Algorithms to Approximate Column-Sparse Packing Problems

TL;DR

This paper introduces new algorithms using attenuation and multiple-chance techniques to improve approximation ratios for column-sparse packing problems, achieving near-optimal solutions for several well-studied cases.

Contribution

It presents unifying ideas that enhance approximation algorithms for column-sparse packing problems, including LP relaxation bounds and stochastic variants.

Findings

Achieved the integrality gap for k-column sparse packing integer programs.

Improved approximation for stochastic k-set packing.

Approached half the gap for a hypergraph matching conjecture.

Abstract

Column-sparse packing problems arise in several contexts in both deterministic and stochastic discrete optimization. We present two unifying ideas, (non-uniform) attenuation and multiple-chance algorithms, to obtain improved approximation algorithms for some well-known families of such problems.
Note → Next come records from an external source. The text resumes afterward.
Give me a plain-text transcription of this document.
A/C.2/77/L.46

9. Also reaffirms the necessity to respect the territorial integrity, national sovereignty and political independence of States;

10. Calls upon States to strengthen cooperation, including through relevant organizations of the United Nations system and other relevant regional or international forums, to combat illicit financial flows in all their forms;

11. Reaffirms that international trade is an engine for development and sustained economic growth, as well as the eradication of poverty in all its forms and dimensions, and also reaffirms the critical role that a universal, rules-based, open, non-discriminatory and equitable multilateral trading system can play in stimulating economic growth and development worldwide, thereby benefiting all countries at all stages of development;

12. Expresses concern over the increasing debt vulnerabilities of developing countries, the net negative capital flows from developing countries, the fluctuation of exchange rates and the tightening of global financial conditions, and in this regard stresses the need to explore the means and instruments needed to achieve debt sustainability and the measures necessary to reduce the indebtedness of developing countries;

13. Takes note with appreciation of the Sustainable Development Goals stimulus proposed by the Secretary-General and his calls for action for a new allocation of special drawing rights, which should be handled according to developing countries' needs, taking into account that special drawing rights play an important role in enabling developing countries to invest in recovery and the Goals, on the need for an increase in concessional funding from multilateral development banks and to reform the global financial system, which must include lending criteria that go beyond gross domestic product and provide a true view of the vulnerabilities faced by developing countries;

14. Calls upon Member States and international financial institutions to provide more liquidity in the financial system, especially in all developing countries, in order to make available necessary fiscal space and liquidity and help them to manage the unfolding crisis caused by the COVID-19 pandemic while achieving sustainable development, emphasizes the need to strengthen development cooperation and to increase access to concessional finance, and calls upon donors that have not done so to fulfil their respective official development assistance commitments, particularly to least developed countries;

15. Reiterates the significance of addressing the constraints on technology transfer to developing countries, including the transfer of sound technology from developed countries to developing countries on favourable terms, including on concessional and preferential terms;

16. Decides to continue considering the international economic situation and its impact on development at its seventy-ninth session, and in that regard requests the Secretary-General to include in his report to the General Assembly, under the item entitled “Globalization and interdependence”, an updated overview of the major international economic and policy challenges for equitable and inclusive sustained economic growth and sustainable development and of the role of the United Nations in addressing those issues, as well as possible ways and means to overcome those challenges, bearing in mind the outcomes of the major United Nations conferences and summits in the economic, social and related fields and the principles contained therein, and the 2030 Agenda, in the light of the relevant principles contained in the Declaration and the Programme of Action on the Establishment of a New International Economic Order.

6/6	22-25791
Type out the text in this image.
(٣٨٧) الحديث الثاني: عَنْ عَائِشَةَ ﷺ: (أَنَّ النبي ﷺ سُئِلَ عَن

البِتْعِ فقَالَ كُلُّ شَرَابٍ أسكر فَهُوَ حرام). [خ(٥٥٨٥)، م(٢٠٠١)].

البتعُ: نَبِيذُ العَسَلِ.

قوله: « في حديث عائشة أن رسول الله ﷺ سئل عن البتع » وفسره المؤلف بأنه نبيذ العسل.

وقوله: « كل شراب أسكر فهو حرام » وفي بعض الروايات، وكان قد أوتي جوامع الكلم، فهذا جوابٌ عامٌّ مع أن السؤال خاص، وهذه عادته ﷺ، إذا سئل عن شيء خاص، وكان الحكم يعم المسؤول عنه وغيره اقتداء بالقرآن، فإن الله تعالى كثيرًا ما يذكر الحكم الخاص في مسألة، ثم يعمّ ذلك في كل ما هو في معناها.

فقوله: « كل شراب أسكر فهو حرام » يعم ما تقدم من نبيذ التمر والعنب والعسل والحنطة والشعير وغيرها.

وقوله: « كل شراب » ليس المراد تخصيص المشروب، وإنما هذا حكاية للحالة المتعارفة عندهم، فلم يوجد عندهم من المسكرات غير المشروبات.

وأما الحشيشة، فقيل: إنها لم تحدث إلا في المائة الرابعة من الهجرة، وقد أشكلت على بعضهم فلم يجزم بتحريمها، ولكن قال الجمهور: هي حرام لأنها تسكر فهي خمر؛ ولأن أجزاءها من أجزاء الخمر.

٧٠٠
As three main examples, we attain the integrality gap, up to lower-order terms, for known LP relaxations for k-column sparse packing integer programs (Bansal et al., Theory of Computing, 2012) and stochastic k-set packing (Bansal et al., Algorithmica, 2012), and go "half the remaining distance" to optimal for a major integrality-gap conjecture of Furedi, Kahn and Seymour on hypergraph matching (Combinatorica, 1993).